Her boyfriend had lost his job, she told her doctor in Oakland, Calif., and now – fearing harder times for her family – she wanted to abort what would have been her fourth child.
“This was a desired pregnancy – she’d been getting prenatal care – but they re-evaluated expenses and decided not to continue,” said Dr. Pratima Gupta. “When I was doing the options counselling, she interrupted me halfway through, crying, and said, ‘Dr. Gupta, I just walked here for an hour. I’m sure of my decision.'”
Erb’s response? The woman did the right thing, given the economic circumstances.
Yes, it’s sad that this unwed, pregnant mother of three had no money for bus fare. It’s terrible that her boyfriend lost his job. It is heart-wrenching that she fell to tears in the doctor’s office. But in the long run, can we not agree that an unwed couple’s decision not to bring a fourth child into the world when they are having trouble feeding themselves and three children is no tragedy? It’s actually a fact-based, rational decision that in the end benefits the three children they already have and society as well.

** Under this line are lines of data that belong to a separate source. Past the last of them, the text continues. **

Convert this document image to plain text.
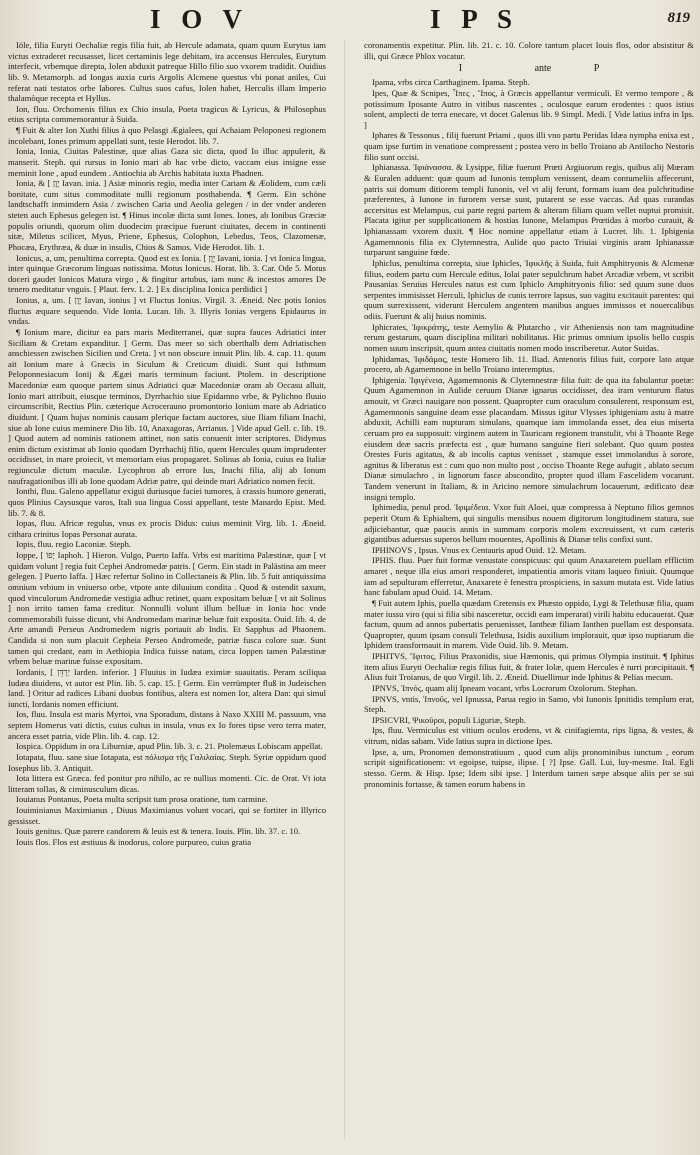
I O V	I P S	819

Iöle, filia Euryti Oechaliæ regis filia fuit, ab Hercule adamata, quam quum Eurytus iam victus extraderet recusasset, licet certaminis lege debitam, ira accensus Hercules, Eurytum interfecit, vrbemque direpta, Iolen abduxit patreque Hillo filio suo vxorem tradidit. Ouidius lib. 9. Metamorph. ad Iongas auxia curis Argolis Alcmene questus vbi ponat aniles, Cui referat nati testatos orbe labores. Cultus suos cafus, Iolen habet, Herculis illam Imperio thalamòque recepta et Hyllus.

Ion, fluu. Orchomenis filius ex Chio insula, Poeta tragicus & Lyricus, & Philosophus etius scripta commemorantur à Suida.

¶ Fuit & alter Ion Xuthi filius à quo Pelasgi Ægialees, qui Achaiam Peloponesi regionem incolebant, Iones primum appellati sunt, teste Herodot. lib. 7.

Ionia, Ionia, Ciuitas Palestinæ, quæ alias Gaza sic dicta, quod Io illuc appulerit, & manserit. Steph. qui rursus in Ionio mari ab hac vrbe dicto, vaccam eius insigne esse meminit Ione , apud eundem . Antiochia ab Archis habitata iuxta Phadnen.

Ionia, & [ יָוָן Iavan. inia. ] Asiæ minoris regio, media inter Cariam & Æolidem, cum cæli bonitate, cum situs commoditate nulli regionum posthabenda. ¶ Germ. Ein schöne landtschafft inmimdern Asia / zwischen Caria und Aeolia gelegen / in der vnder anderen steten auch Ephesus gelegen ist. ¶ Hinus incolæ dicta sunt Iones. Iones, ab Ionibus Græciæ populis oriundi, quorum olim duodecim præcipue fuerunt ciuitates, decem in continenti sitæ, Miletus scilicet, Myus, Priene, Ephesus, Colophon, Lebedus, Teos, Clazomenæ, Phocæa, Erythræa, & duæ in insulis, Chios & Samos. Vide Herodot. lib. 1.

Ionicus, a, um, penultima correpta. Quod est ex Ionia. [ יָוָן Iavani, ionia. ] vt Ionica lingua, inter quinque Græcorum linguas notissima. Motus Ionicus. Horat. lib. 3. Car. Ode 5. Motus doceri gaudet Ionicos Matura virgo , & fingitur artubus, iam nunc & incestos amores De tenero meditatur vnguis. [ Plaut. ferv. 1. 2. ] Ex disciplina Ionica perdidici ]

Ionius, a, um. [ יָוָן Iavan, ionius ] vt Fluctus Ionius. Virgil. 3. Æneid. Nec potis Ionios fluctus æquare sequendo. Vide Ionia. Lucan. lib. 3. Illyris Ionias vergens Epidaurus in vndas.

¶ Ionium mare, dicitur ea pars maris Mediterranei, quæ supra fauces Adriatici inter Siciliam & Cretam expanditur. [ Germ. Das meer so sich oberthalb dem Adriatischen anschiessen zwischen Sicilien und Creta. ] vt non obscure innuit Plin. lib. 4. cap. 11. quum ait Ionium mare à Græcis in Siculum & Creticum diuidi. Sunt qui Isthmum Peloponnesiacum Ionij & Ægæi maris terminum faciunt. Ptolem. in descriptione Macedoniæ eam quoque partem sinus Adriatici quæ Macedoniæ oram ab Occasu alluit, Ionio mari attribuit, eiusque terminos, Dyrrhachio siue Epidamno vrbe, & Pylichno fluuio circumscribit, Rectius Plin. cæterique Acrocerauno promontorio Ionium mare ab Adriatico diuidunt. [ Quam hujus nominis causam plerique factam auctores, siue Iliam filiam Inachi, siue ab Ione cuius meminere Dio lib. 10, Anaxagoras, Arrianus. ] Vide apud Gell. c. lib. 19. ] Quod autem ad nominis rationem attinet, non satis conuenit inter scriptores. Didymus enim dictum existimat ab Ionio quodam Dyrrhachij filio, quem Hercules quum imprudenter occidisset, in mare proiecit, vt memoriam eius propagaret. Solinus ab Ionia, cuius ea Italiæ regiunculæ dictum maculæ. Lycophron ab errore Ius, Inachi filia, alij ab Ionum naufragationibus illi ab Ione quodam Adriæ patre, qui deinde mari Adriatico nomen fecit.

Ionthi, fluu. Galeno appellatur exigui duriusque faciei tumores, à crassis humore generati, quos Plinius Caysusque varos, Itali sua lingua Cossi appellant, teste Manardo Epist. Med. lib. 7. & 8.

Iopas, fluu. Africæ regulus, vnus ex procis Didus: cuius meminit Virg. lib. 1. Æneid. cithara crinitus Iopas Personat aurata.

Iopis, fluu. regio Laconiæ. Steph.

Ioppe, [ יָפוֹ Iaphoh. ] Hieron. Vulgo, Puerto Iaffa. Vrbs est maritima Palæstinæ, quæ [ vt quidam volunt ] regia fuit Cephei Andromedæ patris. [ Germ. Ein stadt in Palästina am meer gelegen. ] Puerto Iaffa. ] Hæc refertur Solino in Collectaneis & Plin. lib. 5 fuit antiquissima omnium vrbium in vniuerso orbe, vtpote ante diluuium condita . Quod & ostendit saxum, quod vinculorum Andromedæ vestigia adhuc retinet, quam expositam beluæ [ vt ait Solinus ] non irrito tamen fama creditur. Nonnulli volunt illum belluæ in Ionia hoc vnde commemorabili fuisse dicunt, vbi Andromedam marinæ beluæ fuit exposita. Ouid. lib. 4. de Arte amandi Perseus Andromedem nigris portauit ab Indis. Et Sapphus ad Phaonem. Candida si non sum placuit Cepheia Perseo Andromede, patriæ fusca colore suæ. Sunt tamen qui credant, eam in Aethiopia Indica fuisse natam, circa Ioppen tamen Palæstinæ vrbem beluæ marinæ fuisse expositam.

Iordanis, [ יַרְדֵּן Iarden. inferior. ] Fluuius in Iudæa eximiæ suauitatis. Peram sciliqua Iudæa diuidens, vt autor est Plin. lib. 5. cap. 15. [ Germ. Ein verrümpter fluß in Judeischen land. ] Oritur ad radices Libani duobus fontibus, altera est nomen Ior, altera Dan: qui simul iuncti, Iordanis nomen efficiunt.

Ios, fluu. Insula est maris Myrtoi, vna Sporadum, distans à Naxo XXIII M. passuum, vna septem Homerus vati dictis, cuius cultus in insula, vnus ex Io fores tipse vero terra mater, ancera esset patria, vide Plin. lib. 4. cap. 12.

Iospica. Oppidum in ora Liburniæ, apud Plin. lib. 3. c. 21. Ptolemæus Lobiscam appellat.

Iotapata, fluu. sane siue Iotapata, est πόλισμα τῆς Γαλιλαίας. Steph. Syriæ oppidum quod Iosephus lib. 3. Antiquit.

Iota littera est Græca. fed ponitur pro nihilo, ac re nullius momenti. Cic. de Orat. Vt iota litteram tollas, & ciminusculum dicas.

Iouianus Pontanus, Poeta multa scripsit tum prosa oratione, tum carmine.

Iouiminianus Maximianus , Diuus Maximianus volunt vocari, qui se fortiter in Illyrico gessisset.

Iouis genitus. Quæ parere candorem & leuis est & tenera. Iouis. Plin. lib. 37. c. 10.

Iouis flos. Flos est æstiuus & inodorus, colore purpureo, cuius gratia

coronamentis expetitur. Plin. lib. 21. c. 10. Colore tantum placet Iouis flos, odor absistitur & illi, qui Græce Phlox vocatur.

I	ante	P

Ipama, vrbs circa Carthaginem. Ipama. Steph.

Ipes, Quæ & Scnipes, Ἶπες , Ἴπος, à Græcis appellantur vermiculi. Et vermo tempore , & potissimum Iposante Autro in vitibus nascentes , oculosque earum erodentes : quos istius solent, amplecti de terra enecare, vt docet Galenus lib. 9 Simpl. Medi. [ Vide latius infra in Ips. ]

Iphares & Tessonus , filij fuerunt Priami , quos illi vno partu Peridas Idæa nympha enixa est , quam ipse furtim in venatione compressent ; postea vero in bello Troiano ab Antilocho Nestoris filio sunt occisi.

Iphianassa. Ἰφιάνασσα. & Lysippe, filiæ fuerunt Prœti Argiuorum regis, quibus alij Mœram & Euralen adduent: quæ quum ad Iunonis templum venissent, deam contumeliis affecerunt, patris sui domum ditiorem templi Iunonis, vel vt alij ferunt, formam iuam dea pulchritudine præferentes, à Iunone in furorem versæ sunt, putarent se esse vaccas. Ad quas curandas accersitus est Melampus, cui parte regni partem & alteram filiam quam vellet nuptui promisit. Placata igitur per supplicationem & hostias Iunone, Melampus Prœtidas à morbo curauit, & Iphianassam vxorem duxit. ¶ Hoc nomine appellatur etiam à Lucret. lib. 1. Iphigenia Agamemnonis filia ex Clytemnestra, Aulide quo pacto Triuiai virginis aram Iphianassæ turparunt sanguine fœde.

Iphiclus, penultima correpta, siue Iphicles, Ἰφικλῆς à Suida, fuit Amphitryonis & Alcmenæ filius, eodem partu cum Hercule editus, Iolai pater sepulchrum habet Arcadiæ vrbem, vt scribit Pausanias Seruius Hercules natus est cum Iphiclo Amphitryonis filio: sed quum sune duos serpentes immisisset Herculi, Iphiclus de cunis terrore lapsus, suo vagitu excitauit parentes: qui quum surrexissent, viderunt Herculem angentem manibus angues immissos et nouercalibus odiis. Fuerunt & alij huius nominis.

Iphicrates, Ἰφικράτης, teste Aemylio & Plutarcho , vir Atheniensis non tam magnitudine rerum gestarum, quam disciplina militari nobilitatus. Hic primus omnium ipsolis bello cuspis nomen suum inscripsit, quum antea ciuitatis nomen modo inscriberetur. Autor Suidas.

Iphidamas, Ἰφιδάμας, teste Homero lib. 11. Iliad. Antenoris filius fuit, corpore lato atque procero, ab Agamemnone in bello Troiano interemptus.

Iphigenia. Ἰφιγένεια, Agamemnonis & Clytemnestræ filia fuit: de qua ita fabulantur poetæ: Quum Agamemnon in Aulide ceruum Dianæ ignarus occidisset, dea iram venturum flatus amouit, vt Græci nauigare non possent. Quapropter cum oraculum consulerent, responsum est, Agamemnonis sanguine deam esse placandam. Missus igitur Vlysses iphigeniam astu à matre abduxit, Achilli eam nupturam simulans, quamque iam immolanda esset, dea eius miserta ceruam pro ea supposuit: virginem autem in Tauricam regionem transtulit, vbi à Thoante Rege eiusdem deæ sacris præfecta est , quæ humano sanguine fieri solebant. Quo quum postea Orestes Furis agitatus, & ab incolis captus venisset , stamque esset immolandus à sorore, agnitus & liberatus est : cum quo non multo post , occiso Thoante Rege aufugit , ablato secum Dianæ simulachro , in lignorum fasce abscondito, propter quod illam Fascelidem vocarunt. Tandem venerunt in Italiam, & in Aricino nemore simulachrum locauerunt, ædificato deæ insigni templo.

Iphimedia, penul prod. Ἰφιμέδεια. Vxor fuit Aloei, quæ compressa à Neptuno filios gemnos peperit Otum & Ephialtem, qui singulis mensibus nouem digitorum longitudinem statura, sue adjiciebantur, quæ paucis annis in summam corporis molem excreuissent, vt cum cæteris gigantibus aduersus superos bellum mouentes, Apollinis & Dianæ telis confixi sunt.

IPHINOVS , Ipsus. Vnus ex Centauris apud Ouid. 12. Metam.

IPHIS. fluu. Puer fuit formæ venustate conspicuus: qui quum Anaxaretem puellam efflictim amaret , neque illa eius amori responderet, impatientia amoris vitam laqueo finiuit. Quumque iam ad sepulturam efferretur, Anaxarete è fenestra prospiciens, in saxum mutata est. Vide latius hanc fabulam apud Ouid. 14. Metam.

¶ Fuit autem Iphis, puella quædam Cretensis ex Phæsto oppido, Lygi & Telethusæ filia, quam mater iussu viro (qui si filia sibi nasceretur, occidi eam imperarat) virili habitu educauerat. Quæ factum, quum ad annos pubertatis peruenisset, Iantheæ filiam Ianthen puellam est desponsata. Quapropter, quum ipsam consuli Telethusa, Isidis auxilium implorauit, quæ ipso nuptiarum die Iphidem transformauit in marem. Vide Ouid. lib. 9. Metam.

IPHITVS, Ἴφιτος, Filius Praxonidis, siue Hæmonis, qui primus Olympia instituit. ¶ Iphitus item alius Euryti Oechaliæ regis filius fuit, & frater Iolæ, quem Hercules è turri præcipitauit. ¶ Alius fuit Troianus, de quo Virgil. lib. 2. Æneid. Diuellimur inde Iphitus & Pelias mecum.

IPNVS, Ἰπνός, quam alij Ipneam vocant, vrbs Locrorum Ozolorum. Stephan.

IPNVS, vntis, Ἰπνοῦς, vel Ipnussa, Parua regio in Samo, vbi Iunonis Ipnitidis templum erat, Steph.

IPSICVRI, Ψικοῦροι, populi Liguriæ, Steph.

Ips, fluu. Vermiculus est vitium oculos erodens, vt & cinifagiemta, rips ligna, & vestes, & vitrum, nidas sabam. Vide latius supra in dictione Ipes.

Ipse, a, um, Pronomen demonstratiuum , quod cum alijs pronominibus iunctum , eorum scripit significationem: vt egoipse, tuipse, ilipse. [ ?] Ipse. Gall. Lui, luy-mesme. Ital. Egli stesso. Germ. & Hisp. Ipse; Idem sibi ipse. ] Interdum tamen sæpe absque aliis per se sui pronominis fortasse, & tamen eorum habens in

Feeding and raising children is expensive. Tuition may be free at public schools but there are still books, transportation, food, clothes, medical care and activities that add up—way up. One may assume this family of five is struggling just to maintain its basics: housing and food. Add one more child and those costs rise as income drops. It’s no tragedy: it’s a good decision. The decision benefits society in two ways. It allows the couple to focus more time, energy and resources on their three children, giving each child a better life and a better chance of growing up to contribute to society. It also lessens the chance the family will have to rely on scarce public resources (food stamps, TANF) to raise their children.
Is adoption even considered by Ms. Erb? Has it not occurred to her that thousands of couples would love to have adopted such a child, or that hundreds of churches (just in California) would have gladly helped with the finances needed to complete the pregnancy and locate a worthy adoptive couple? But this is the logical extension of those who do not believe the most defenseless humans have intrinsic value. Today, the unborn fight for survival. Who knows what other class of humans it will be tomorrow.